Siempre
ha sido una batalla desigual, no solo en cuanto a número de efectivos, sino
también en cuanto a la importancia y poderío de cada uno de ellos. Cuando todos
piensan únicamente en uno de los bandos, y el otro es un mero accesorio, un actor
secundario infrautilizado, la derrota se convierte en el pan nuestro de cada
día. Cada vez que se levanta la tapa, presentan sus armas y luchan una batalla
en un campo desnivelado, en el que por primera vez estar arriba no supone una
posición dominante. El agua siempre fluye por el camino más fácil, y es
innegable que, mientras unas son intuitivas, directas, casi cristalinas, las
otras requieren un requiebro, un escorzo antinatural de la mano para que los
dedos busquen su tacto, y esto implica inevitablemente una ralentización de la
obra, una sensación de torpeza del interprete poco vistosa y poco agradable al
oído, lo cual hace que al final los dedos, como pequeños racistas en la Norteamérica
de los años 50, tiendan a evitarlas.
En
el siglo XVIII, Otto Schuapertag, un garbanzo negro de la escuela de Salzburgo,
discípulo de un discípulo venido a menos de Mozart, se empeñó en escribir hasta
treinta y seis obras empleando únicamente componentes del bando perdedor: el
fracaso fue tan mayúsculo que Otto no volvió a levantar cabeza y empezó a
deambular como un loco por las calles de Salzburgo, gritando en un perfecto
austriaco: “¡¡Son 36!! ¿ No lo entienden? No podemos despreciarlas, ¡¡son 36!!”

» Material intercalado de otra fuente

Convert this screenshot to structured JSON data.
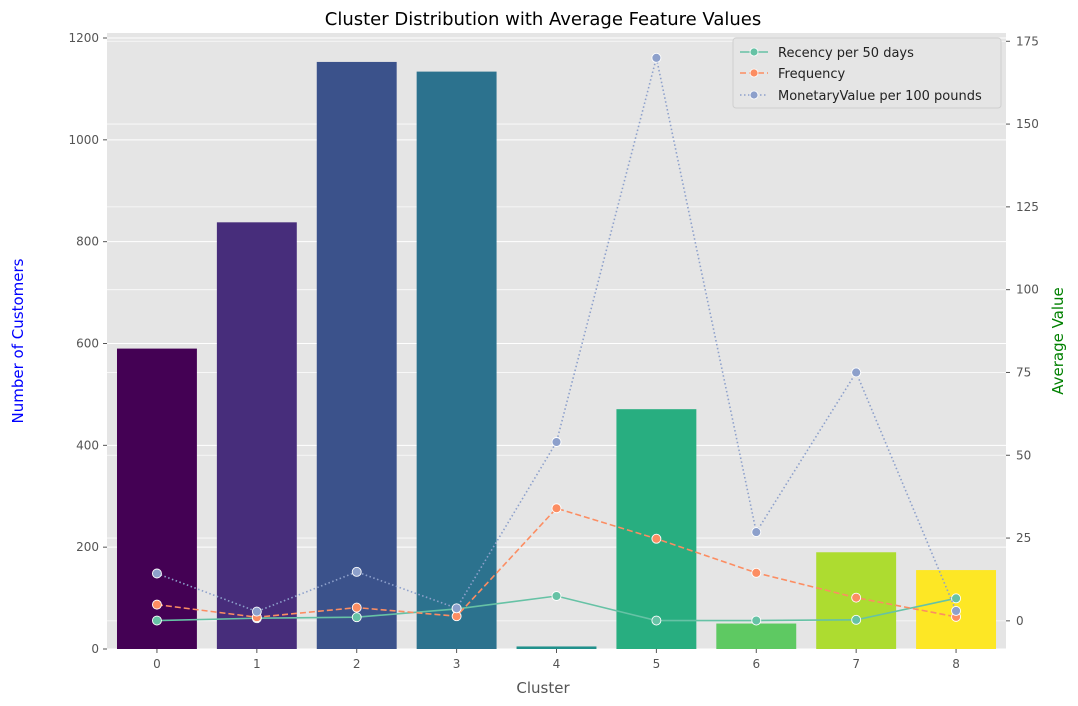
{
  "chart_data": {
    "type": "bar",
    "title": "Cluster Distribution with Average Feature Values",
    "xlabel": "Cluster",
    "ylabel_left": "Number of Customers",
    "ylabel_right": "Average Value",
    "ylabel_left_color": "#0000ff",
    "ylabel_right_color": "#008000",
    "categories": [
      "0",
      "1",
      "2",
      "3",
      "4",
      "5",
      "6",
      "7",
      "8"
    ],
    "bars": {
      "values": [
        590,
        838,
        1153,
        1134,
        5,
        471,
        50,
        190,
        155
      ],
      "colors": [
        "#440154",
        "#472d7b",
        "#3b528b",
        "#2c728e",
        "#21918c",
        "#28ae80",
        "#5ec962",
        "#addc30",
        "#fde725"
      ],
      "ylim": [
        0,
        1200
      ],
      "yticks": [
        0,
        200,
        400,
        600,
        800,
        1000,
        1200
      ]
    },
    "series": [
      {
        "name": "Recency per 50 days",
        "values": [
          0.1,
          0.8,
          1.1,
          3.6,
          7.5,
          0.1,
          0.1,
          0.3,
          6.8
        ],
        "color": "#66c2a5",
        "dash": "solid"
      },
      {
        "name": "Frequency",
        "values": [
          4.9,
          1.1,
          4.0,
          1.4,
          34.0,
          24.8,
          14.5,
          7.0,
          1.2
        ],
        "color": "#fc8d62",
        "dash": "dashed"
      },
      {
        "name": "MonetaryValue per 100 pounds",
        "values": [
          14.3,
          2.8,
          14.8,
          3.8,
          54.0,
          170.0,
          26.8,
          75.0,
          3.0
        ],
        "color": "#8da0cb",
        "dash": "dotted"
      }
    ],
    "right_axis": {
      "ylim": [
        -8.5,
        177.5
      ],
      "yticks": [
        0,
        25,
        50,
        75,
        100,
        125,
        150,
        175
      ]
    },
    "grid": true,
    "legend_position": "top-right"
  }
}
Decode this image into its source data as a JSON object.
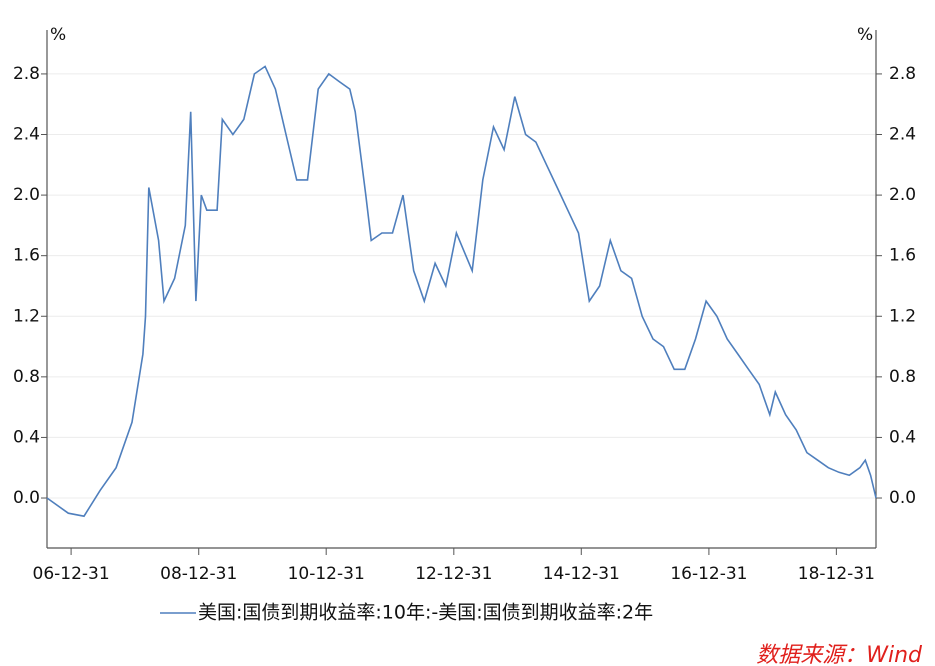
{
  "chart_data": {
    "type": "line",
    "y_unit_left": "%",
    "y_unit_right": "%",
    "source": "数据来源：Wind",
    "grid": true,
    "xlim": [
      "06-08-15",
      "19-08-15"
    ],
    "xticks": [
      "06-12-31",
      "08-12-31",
      "10-12-31",
      "12-12-31",
      "14-12-31",
      "16-12-31",
      "18-12-31"
    ],
    "ylim": [
      -0.33,
      3.09
    ],
    "yticks": [
      {
        "value": 0,
        "label": "0.0"
      },
      0.4,
      0.8,
      1.2,
      1.6,
      {
        "value": 2,
        "label": "2.0"
      },
      2.4,
      2.8
    ],
    "x": [
      "06-08-15",
      "06-12-15",
      "07-03-15",
      "07-06-15",
      "07-09-15",
      "07-12-15",
      "08-02-15",
      "08-03-01",
      "08-03-20",
      "08-05-15",
      "08-06-15",
      "08-08-15",
      "08-10-15",
      "08-11-15",
      "08-12-15",
      "09-01-15",
      "09-02-15",
      "09-04-15",
      "09-05-15",
      "09-07-15",
      "09-09-15",
      "09-11-15",
      "10-01-15",
      "10-03-15",
      "10-05-15",
      "10-07-15",
      "10-09-15",
      "10-11-15",
      "11-01-15",
      "11-03-15",
      "11-05-15",
      "11-06-15",
      "11-08-15",
      "11-09-15",
      "11-11-15",
      "12-01-15",
      "12-03-15",
      "12-05-15",
      "12-07-15",
      "12-09-15",
      "12-11-15",
      "13-01-15",
      "13-04-15",
      "13-06-15",
      "13-08-15",
      "13-10-15",
      "13-12-15",
      "14-02-15",
      "14-04-15",
      "14-06-15",
      "14-08-15",
      "14-10-15",
      "14-12-15",
      "15-02-15",
      "15-04-15",
      "15-06-15",
      "15-08-15",
      "15-10-15",
      "15-12-15",
      "16-02-15",
      "16-04-15",
      "16-06-15",
      "16-08-15",
      "16-10-15",
      "16-12-15",
      "17-02-15",
      "17-04-15",
      "17-06-15",
      "17-08-15",
      "17-10-15",
      "17-12-15",
      "18-01-15",
      "18-03-15",
      "18-05-15",
      "18-07-15",
      "18-09-15",
      "18-11-15",
      "19-01-15",
      "19-03-15",
      "19-05-15",
      "19-06-15",
      "19-07-15",
      "19-08-15"
    ],
    "series": [
      {
        "name": "美国:国债到期收益率:10年:-美国:国债到期收益率:2年",
        "color": "#4f7fbd",
        "values": [
          0.0,
          -0.1,
          -0.12,
          0.05,
          0.2,
          0.5,
          0.95,
          1.2,
          2.05,
          1.7,
          1.3,
          1.45,
          1.8,
          2.55,
          1.3,
          2.0,
          1.9,
          1.9,
          2.5,
          2.4,
          2.5,
          2.8,
          2.85,
          2.7,
          2.4,
          2.1,
          2.1,
          2.7,
          2.8,
          2.75,
          2.7,
          2.55,
          2.0,
          1.7,
          1.75,
          1.75,
          2.0,
          1.5,
          1.3,
          1.55,
          1.4,
          1.75,
          1.5,
          2.1,
          2.45,
          2.3,
          2.65,
          2.4,
          2.35,
          2.2,
          2.05,
          1.9,
          1.75,
          1.3,
          1.4,
          1.7,
          1.5,
          1.45,
          1.2,
          1.05,
          1.0,
          0.85,
          0.85,
          1.05,
          1.3,
          1.2,
          1.05,
          0.95,
          0.85,
          0.75,
          0.55,
          0.7,
          0.55,
          0.45,
          0.3,
          0.25,
          0.2,
          0.17,
          0.15,
          0.2,
          0.25,
          0.15,
          0.0
        ]
      }
    ]
  }
}
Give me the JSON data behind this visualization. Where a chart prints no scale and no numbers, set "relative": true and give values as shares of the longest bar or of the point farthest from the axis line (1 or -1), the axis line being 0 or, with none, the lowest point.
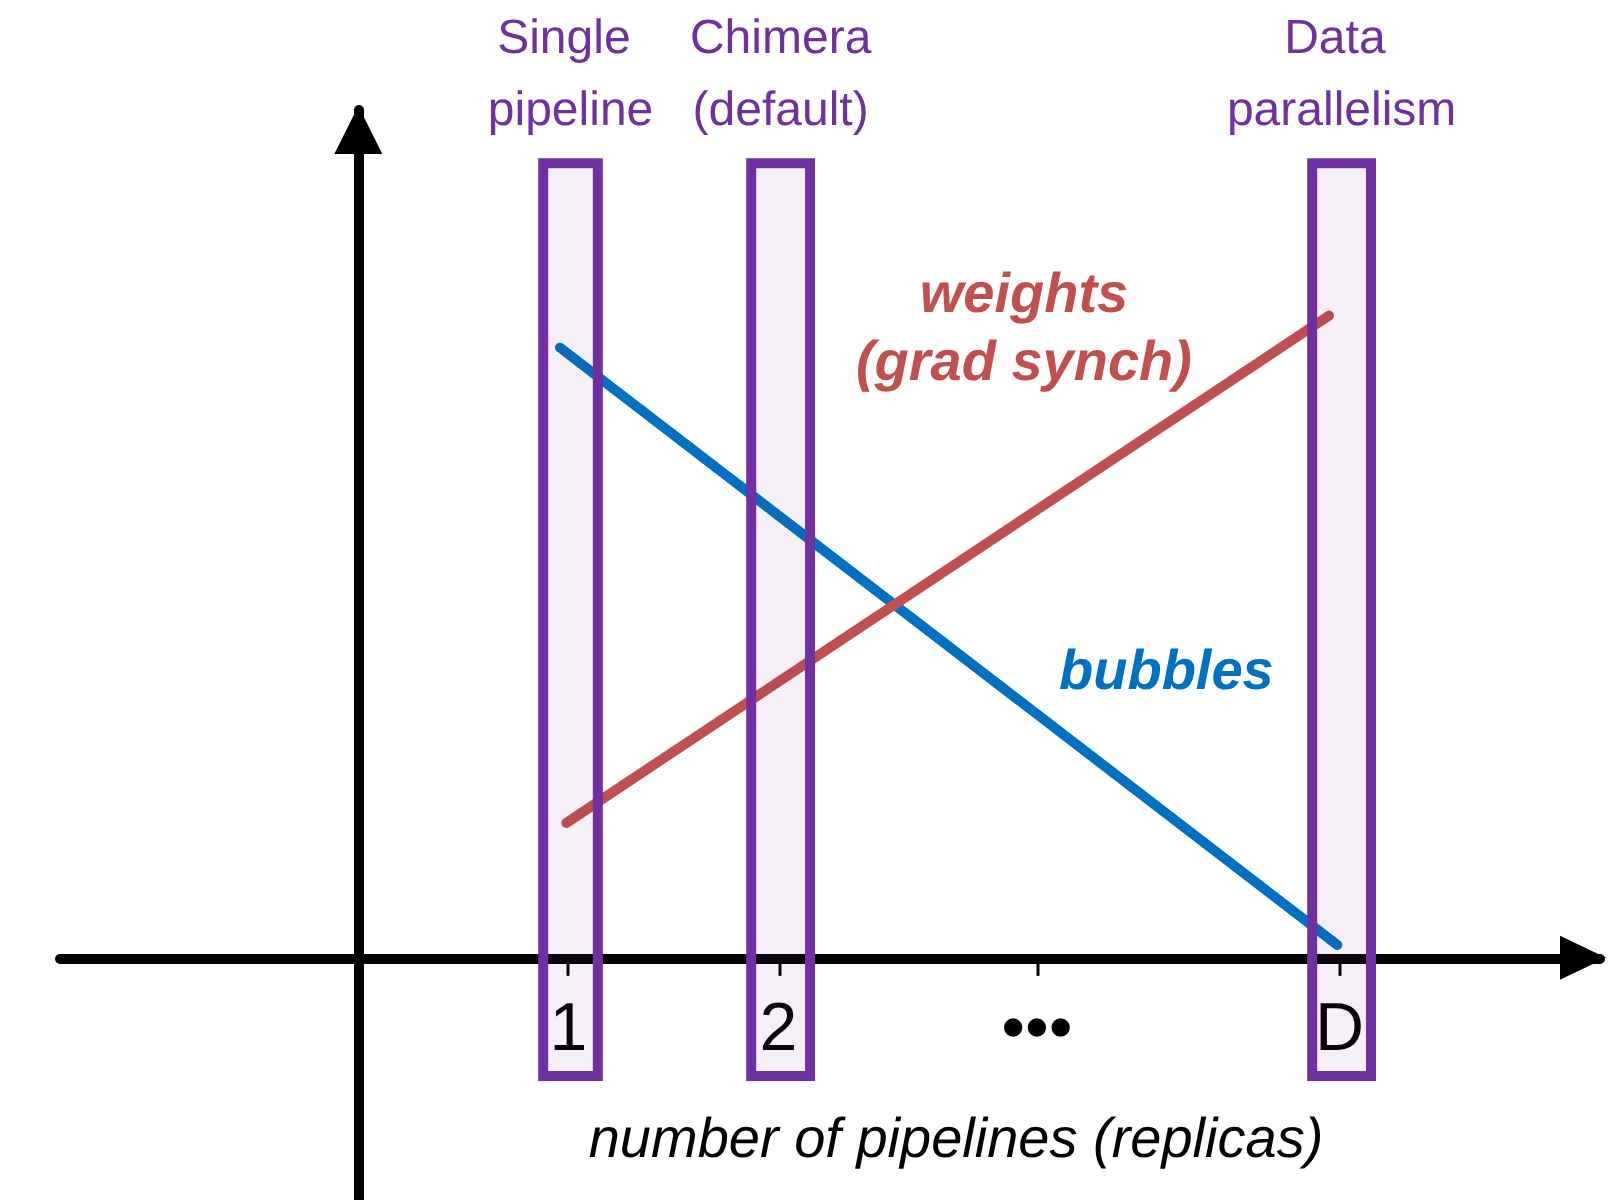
{
  "chart_data": {
    "type": "line",
    "relative": true,
    "xlabel": "number of pipelines (replicas)",
    "xlim": [
      -1.42,
      5.91
    ],
    "xticks": [
      1,
      2,
      {
        "value": 3.23,
        "label": "•••"
      },
      {
        "value": 4.67,
        "label": "D"
      }
    ],
    "series": [
      {
        "name": "bubbles",
        "color": "#0070c0",
        "x": [
          0.96,
          4.66
        ],
        "values": [
          0.95,
          0.02
        ]
      },
      {
        "name": "weights (grad synch)",
        "color": "#c0504d",
        "x": [
          0.99,
          4.62
        ],
        "values": [
          0.21,
          1
        ]
      }
    ],
    "bands": [
      {
        "axis": "x",
        "from": 0.88,
        "to": 1.14,
        "label": "Single pipeline",
        "color": "#7030a0"
      },
      {
        "axis": "x",
        "from": 1.87,
        "to": 2.15,
        "label": "Chimera (default)",
        "color": "#7030a0"
      },
      {
        "axis": "x",
        "from": 4.54,
        "to": 4.82,
        "label": "Data parallelism",
        "color": "#7030a0"
      }
    ]
  }
}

Acabó sus días delirando en un pequeño cuarto que uno de sus antiguos alumnos
le cedió, irónicamente situado en el número 36 de la Gumpendorferstraße.
Y
así continuaron, sin pena ni gloria, pasando desapercibidas, y teniendo que
soportar que incluso algunos de modelos de piano fabricados a comienzo del
siglo XIX se construyeran sin ellas. Pero incluso los perdedores tienen su
momento de gloria. Después de años de desprecio y humillaciones, en el año
1830, todas las derrotas y todos los sinsabores, y toda esa mirada altiva desde
abajo que tuvieron que soportar durante siglos, se dieron la vuelta: Chopin
compuso “Teclas negras”, una obra en la que únicamente suena una nota natural,
un Fa natural despistado en el compás número 66, siendo el resto de teclas que
toca la mano derecha única y exclusivamente, negras. Una sinfonía en la que sostenidos
y bemoles son, por una vez, las estrellas. No es que sea el “Para Elisa” ni
nada parecido, pero “Teclas negras” es la reivindicación proletaria de 36
teclas a las que nadie nunca prestó atención, y que por una vez, se
convirtieron en estrellas por un día. Las siglas O. S. que Chopin escribió en
la esquina superior izquierda son interpretadas por todos los musicólogos como
un postrero homenaje a aquel músico austriaco que murió en un cuartucho con las
paredes repletas de dibujos maniacos de pequeñas teclas de piano negras.